A flange 78 having a spherical seats at the lower side, is provided at a lower end of a spindle 4. A hemispherical body 79 moving along the spherical seat is placed under the flange 78. A holder plate 12 is attached to the lower side of the hemispherical body 79. To transmit rotation torque from the spindle 4 to the holder plate 12, they are connected to each other via an Oldham coupling (Jpn. Pat. Appln. KOKAI Publication No. 61-25767), bellows (Jpn. Pat. Appln. KOKAI Publication No. 61-25768), or three links (Jpn. Pat. Appln.
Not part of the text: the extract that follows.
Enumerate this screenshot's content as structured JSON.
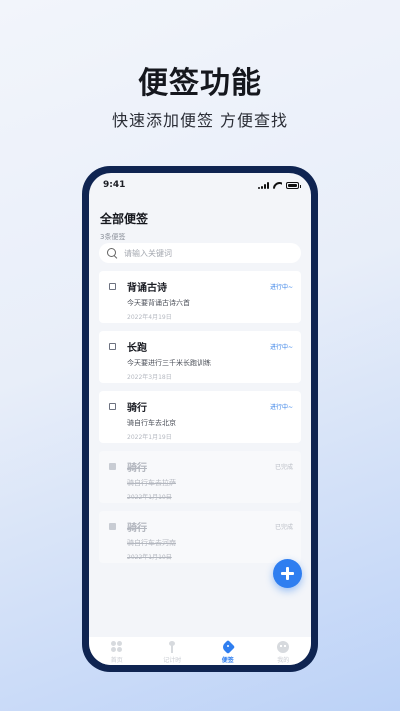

KOKAI Publication No. 61-4662).
However, in the aforementioned headstock, pressure is transmitted from the spindle 4 to the holder plate 12 via the sliding face, which is between the spherical seat and the hemispherical body 79. This means that the tilting movement of the holder plate may be disturbed by friction force at the sliding face. In addition, the center of gravity of the tilting portion (consisting of holder plate 12 and a hemispherical body 79) is far away from the center of tilting in a headstock of this type. Consequently, if the holder plate 12 is rotated, a centrifugal force works on the holder plate 12 and accelerates its tilting, with the result that the pad surface cannot be traced desirably. The influence of the centrifugal force cannot be negligible when a highly flat ground surface is desired.